Just as I started descending, I saw that collie again. There it was, on the side of the road, dead and decomposing.

That's when a little jolt of fear finally broke through the sleepiness. But I kept driving. Then, just as I hit that layer of cold air you find in those little valleys at night, I saw a hitchhiker. He was a couple hundred yards in front of me, and he just stepped out into the road like he didn't see my headlights. But he didn't seem to be getting closer to me, even though I was going pretty fast. As soon as I realized how strange that was--just before I crossed the bridge--the laws of physics kicked in again, and he was right in front of me. Looking across the hood of my car, right at me. And then he was gone.

I hit the gas and roared out of the valley, pulled over, and shook Dave until he woke up. "You've got to help me stay awake, man, I'm seeing things!" We drove a few more miles and stopped at an all-night convenience store. I got out and did jumping jacks to try to wake up, and then we headed on home.

The strange thing is, the whole thing startled me, but it didn't seem truly scary until the first time I told the story, and felt the hair on the back of my head stand up. But that stopped happening after a few years, and it just became a good spooky tale to tell. I still think I was just falling asleep at the wheel, and dreaming while I was half-awake. That's a much simpler explanation than ghostly hitchhikers, to say nothing of ghostly collie dogs.

But it's not like I know everything, and it's a weird old world, whether there's a supernatural or not. I hadn't thought much about that story for years, until today, when I was thinking about that movie last night. I was trying to find the real story it was supposedly based on, and ended up finding some creepy, sad articles about "exorcisms" performed by real clergymen. I was thinking about how different my naturalistic view is from someone who truly believes in demon possession. So much less scary. So I started thinking about my "paranormal" experiences, and decided it was finally time to write about them.

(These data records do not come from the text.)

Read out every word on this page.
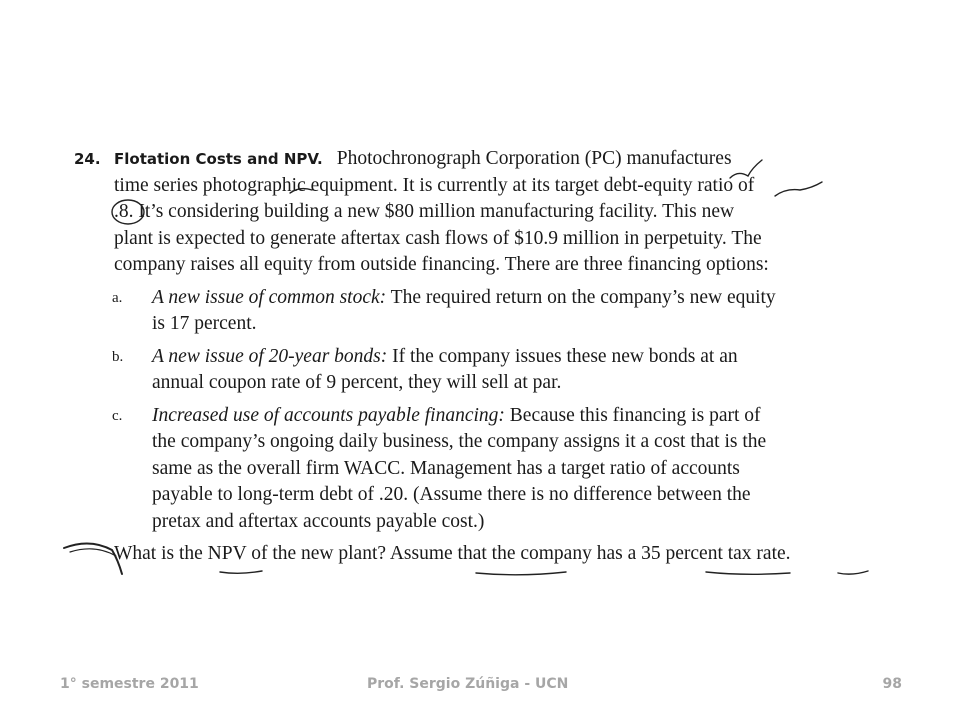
24. Flotation Costs and NPV. Photochronograph Corporation (PC) manufactures
time series photographic equipment. It is currently at its target debt-equity ratio of
.8. It’s considering building a new $80 million manufacturing facility. This new
plant is expected to generate aftertax cash flows of $10.9 million in perpetuity. The
company raises all equity from outside financing. There are three financing options:
a.	A new issue of common stock: The required return on the company’s new equity
is 17 percent.
b.	A new issue of 20-year bonds: If the company issues these new bonds at an
annual coupon rate of 9 percent, they will sell at par.
c.	Increased use of accounts payable financing: Because this financing is part of
the company’s ongoing daily business, the company assigns it a cost that is the
same as the overall firm WACC. Management has a target ratio of accounts
payable to long-term debt of .20. (Assume there is no difference between the
pretax and aftertax accounts payable cost.)
What is the NPV of the new plant? Assume that the company has a 35 percent tax rate.
1° semestre 2011	Prof. Sergio Zúñiga - UCN	98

But then, as soon as I got home from work, I got a message on Facebook from my old friend Dave. He had attached a picture of his ticket from that concert, 24 years ago. "Remember this?" he said, "I kept the ticket stubs to every concert I ever went to....man, what a crazy night!"


So, my third freaky "psychic" experience in 41 years was earlier today, just as I was getting ready to write this story for the first time. I don't know if it makes me or Dave seem like the psychic one, but it's pretty strange either way. In the three years or so that we've been friends on Facebook, how did he happen to send me a picture of that ticket today? If it's been roughly 1,000 days, that means the odds are 1/1,000. I know a few long shots like that are almost certain to happen in 41 years, statistically speaking. But who knows? It's still a weird old world.